SIKI MGABADELI: Building-sector confidence regained some ground in the third quarter, rising to 38 points from 34 in the second quarter. Higher confidence was recorded among five of the six sub-sectors that are measured, led by quantity surveyors. Even though confidence improved, the current level of the index indicates that more than 60% of respondents are dissatisfied with the prevailing business conditions.
Let’s chat to John Loos, who is property economist at FNB. John, thanks so much for your time today. I’m tempted to say it’s good news, because I’m always grasping at straws, looking for some good news. We are seeing a turn towards the positive, even though more than 60% of respondents are still dissatisfied. Can I say that?
JOHN LOOS: Ja. I suppose the best way to put it is that it’s not stronger – it’s less weak. One always wants to see these things improve, but on a scale of 0–100 it’s down at 38 still, up from 34. So the overwhelming majority of survey respondents are not happy with conditions at the moment.
The only exception to that is probably, if you break it up by region, in the Western Cape, where you’ve got about a 60 level of business confidence. It’s certainly going very well there, but not for the rest of the country.

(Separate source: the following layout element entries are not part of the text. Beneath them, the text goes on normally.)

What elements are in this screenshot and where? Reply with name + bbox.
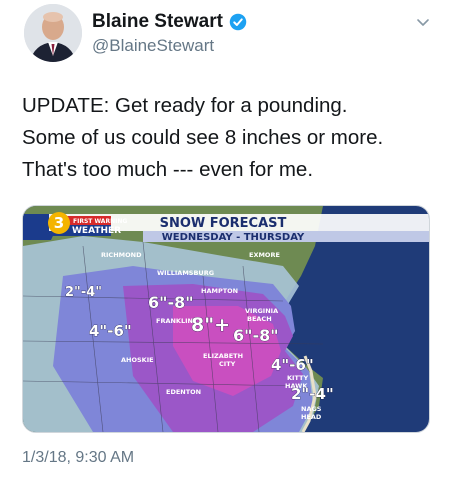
amount-west: 2"-4" bbox=[65, 285, 102, 300]
place-nags-head-2: HEAD bbox=[301, 413, 322, 421]
amount-core: 8"+ bbox=[191, 314, 230, 336]
author-handle[interactable]: @BlaineStewart bbox=[92, 36, 214, 56]
tweet-timestamp[interactable]: 1/3/18, 9:30 AM bbox=[22, 449, 134, 467]
logo-bottom-text: WEATHER bbox=[72, 226, 121, 236]
map-subtitle: WEDNESDAY - THURSDAY bbox=[162, 232, 305, 243]
place-elizabeth-city-2: CITY bbox=[219, 360, 236, 368]
chevron-down-icon[interactable] bbox=[415, 14, 431, 30]
verified-badge-icon bbox=[229, 13, 247, 31]
place-nags-head: NAGS bbox=[301, 405, 322, 413]
amount-beach: 6"-8" bbox=[233, 326, 279, 345]
map-title: SNOW FORECAST bbox=[160, 216, 287, 231]
station-logo-number: 3 bbox=[54, 214, 64, 232]
tweet-text-line: UPDATE: Get ready for a pounding. bbox=[22, 94, 348, 117]
avatar-image bbox=[24, 4, 82, 62]
place-williamsburg: WILLIAMSBURG bbox=[157, 269, 214, 277]
tweet-text-line: Some of us could see 8 inches or more. bbox=[22, 126, 384, 149]
place-richmond: RICHMOND bbox=[101, 251, 142, 259]
place-hampton: HAMPTON bbox=[201, 287, 238, 295]
place-franklin: FRANKLIN bbox=[156, 317, 193, 325]
avatar[interactable] bbox=[24, 4, 82, 62]
tweet-header: Blaine Stewart @BlaineStewart bbox=[0, 0, 449, 80]
place-virginia-beach-2: BEACH bbox=[247, 315, 272, 323]
snow-forecast-map: 3 FIRST WARNING WEATHER SNOW FORECAST WE… bbox=[23, 206, 429, 432]
snow-forecast-image[interactable]: 3 FIRST WARNING WEATHER SNOW FORECAST WE… bbox=[22, 205, 430, 433]
author-display-name[interactable]: Blaine Stewart bbox=[92, 11, 223, 33]
place-virginia-beach: VIRGINIA bbox=[245, 307, 278, 315]
place-ahoskie: AHOSKIE bbox=[121, 356, 154, 364]
amount-southwest: 4"-6" bbox=[89, 322, 132, 340]
place-exmore: EXMORE bbox=[249, 251, 280, 259]
place-edenton: EDENTON bbox=[166, 388, 201, 396]
tweet-text: UPDATE: Get ready for a pounding. Some o… bbox=[22, 90, 437, 186]
tweet-text-line: That's too much --- even for me. bbox=[22, 158, 314, 181]
author-name-row: Blaine Stewart bbox=[92, 11, 247, 33]
amount-obx-north: 4"-6" bbox=[271, 356, 314, 374]
amount-obx-south: 2"-4" bbox=[291, 385, 334, 403]
amount-central: 6"-8" bbox=[148, 293, 194, 312]
logo-top-text: FIRST WARNING bbox=[73, 218, 127, 225]
place-elizabeth-city: ELIZABETH bbox=[203, 352, 243, 360]
place-kitty-hawk: KITTY bbox=[287, 374, 308, 382]
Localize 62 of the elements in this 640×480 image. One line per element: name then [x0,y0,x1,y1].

SIKI MGABADELI: I see that building activity remained unchanged from the last quarter. What’s holding that back and is it both residential and non-residential?

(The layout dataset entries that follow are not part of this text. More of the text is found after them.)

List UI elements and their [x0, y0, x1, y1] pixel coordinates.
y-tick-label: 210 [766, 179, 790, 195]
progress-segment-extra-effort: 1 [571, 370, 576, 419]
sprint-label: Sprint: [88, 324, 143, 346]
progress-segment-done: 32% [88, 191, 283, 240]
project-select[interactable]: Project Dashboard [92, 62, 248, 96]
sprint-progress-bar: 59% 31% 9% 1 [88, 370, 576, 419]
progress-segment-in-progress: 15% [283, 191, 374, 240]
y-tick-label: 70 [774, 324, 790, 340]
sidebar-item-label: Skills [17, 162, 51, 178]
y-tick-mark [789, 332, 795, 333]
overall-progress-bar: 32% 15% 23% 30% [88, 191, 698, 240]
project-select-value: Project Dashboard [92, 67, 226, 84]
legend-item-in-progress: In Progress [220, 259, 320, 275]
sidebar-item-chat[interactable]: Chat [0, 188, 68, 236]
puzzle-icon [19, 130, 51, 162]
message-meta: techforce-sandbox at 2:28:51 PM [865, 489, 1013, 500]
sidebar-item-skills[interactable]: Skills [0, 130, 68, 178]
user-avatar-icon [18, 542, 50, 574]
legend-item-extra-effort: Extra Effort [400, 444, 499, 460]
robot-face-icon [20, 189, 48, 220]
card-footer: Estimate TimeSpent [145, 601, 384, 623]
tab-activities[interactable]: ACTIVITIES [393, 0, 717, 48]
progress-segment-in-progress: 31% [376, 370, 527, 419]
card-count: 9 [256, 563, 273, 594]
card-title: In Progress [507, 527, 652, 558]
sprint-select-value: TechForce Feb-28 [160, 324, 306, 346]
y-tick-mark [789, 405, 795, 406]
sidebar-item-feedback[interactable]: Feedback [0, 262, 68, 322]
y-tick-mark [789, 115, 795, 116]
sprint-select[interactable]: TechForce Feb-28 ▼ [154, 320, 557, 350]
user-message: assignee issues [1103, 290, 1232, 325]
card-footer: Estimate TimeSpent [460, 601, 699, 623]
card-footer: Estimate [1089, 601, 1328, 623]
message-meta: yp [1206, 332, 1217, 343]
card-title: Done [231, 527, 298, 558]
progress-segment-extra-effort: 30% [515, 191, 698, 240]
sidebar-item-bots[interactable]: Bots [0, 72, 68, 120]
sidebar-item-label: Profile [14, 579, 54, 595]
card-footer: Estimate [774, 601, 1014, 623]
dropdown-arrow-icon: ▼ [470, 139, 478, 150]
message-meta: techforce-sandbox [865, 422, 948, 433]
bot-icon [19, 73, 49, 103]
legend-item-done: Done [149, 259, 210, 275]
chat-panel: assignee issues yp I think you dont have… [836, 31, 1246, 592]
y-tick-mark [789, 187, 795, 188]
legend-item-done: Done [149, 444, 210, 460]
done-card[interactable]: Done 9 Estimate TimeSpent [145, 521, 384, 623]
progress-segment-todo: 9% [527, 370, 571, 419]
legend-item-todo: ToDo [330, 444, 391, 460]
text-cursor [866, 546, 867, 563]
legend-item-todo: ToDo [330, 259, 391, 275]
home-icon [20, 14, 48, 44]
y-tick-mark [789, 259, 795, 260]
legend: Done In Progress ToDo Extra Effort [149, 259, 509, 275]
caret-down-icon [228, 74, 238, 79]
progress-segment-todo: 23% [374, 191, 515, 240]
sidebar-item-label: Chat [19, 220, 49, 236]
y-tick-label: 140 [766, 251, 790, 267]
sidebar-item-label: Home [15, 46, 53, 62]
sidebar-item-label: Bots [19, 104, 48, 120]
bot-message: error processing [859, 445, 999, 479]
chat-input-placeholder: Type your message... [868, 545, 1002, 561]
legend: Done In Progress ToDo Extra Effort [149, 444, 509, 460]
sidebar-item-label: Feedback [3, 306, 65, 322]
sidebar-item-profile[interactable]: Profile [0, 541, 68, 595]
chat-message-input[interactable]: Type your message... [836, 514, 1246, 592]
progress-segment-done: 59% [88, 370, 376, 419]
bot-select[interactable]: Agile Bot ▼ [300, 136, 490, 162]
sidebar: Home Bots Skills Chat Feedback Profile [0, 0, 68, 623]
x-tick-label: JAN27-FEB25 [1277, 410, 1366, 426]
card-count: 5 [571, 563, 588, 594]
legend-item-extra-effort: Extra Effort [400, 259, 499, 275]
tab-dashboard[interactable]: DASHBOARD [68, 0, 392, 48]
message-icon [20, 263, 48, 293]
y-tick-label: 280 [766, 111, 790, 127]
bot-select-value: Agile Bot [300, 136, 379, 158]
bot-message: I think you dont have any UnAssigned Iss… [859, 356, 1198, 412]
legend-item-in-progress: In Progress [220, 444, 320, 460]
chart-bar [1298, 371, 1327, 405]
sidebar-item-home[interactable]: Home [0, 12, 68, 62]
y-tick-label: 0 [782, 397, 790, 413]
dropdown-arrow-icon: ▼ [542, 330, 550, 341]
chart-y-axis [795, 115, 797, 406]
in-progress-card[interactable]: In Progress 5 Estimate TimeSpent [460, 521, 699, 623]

JOHN LOOS: This is the other thing. The confidence improvement didn’t appear to be due to any improvement in actual activity taking place. The survey respondents suggested more or less a similar amount of activity, but an improvement in profitability and a decline in tendering competition.
So that can mean one of two things: perhaps a few more projects being put out to tender for the future, which means a pipeline coming through. It could be a combination of that and possibly one or two players that have dropped out of the market. That’s the negative side, which can boost confidence and profitability for the rest.
If one looks at the pipeline, it indicates that the pipeline quantity-surveyor confidence rose a bit there and for architects – for quantity surveyors quite a bit from 35 to 50. So that suggests there’s a pipeline of activity that’ll come through and boost the activity for building contractors ultimately.
SIKI MGABADELI: Are there any encouraging signs for the short term?
JOHN LOOS: Well, I suppose it’s moderately encouraging when you look at the quantity-surveyor confidence and you see that there might be something of a pipeline. At the moment it looks like whatever is improving is more on the residential side.
The commercial side at the moment is very much in the doldrums. Contractor confidence on the non-residential side actually weakened a little bit in the quarter.
SIKI MGABADELI: What was the one sub-sector where higher confidence was not recorded?
JOHN LOOS: Most of them have been recorded, but the very low one is retailers. Retailers of hardware material are down at about 30-odd. So they really are in the doldrums – 31 to be exact. And materials manufacturers as well – at 21. They also showed very slight improvements but yes, very, very low figures coming out there.
SIKI MGABADELI: [Chuckling] I think we are both trying to find the silver lining. Thanks, John.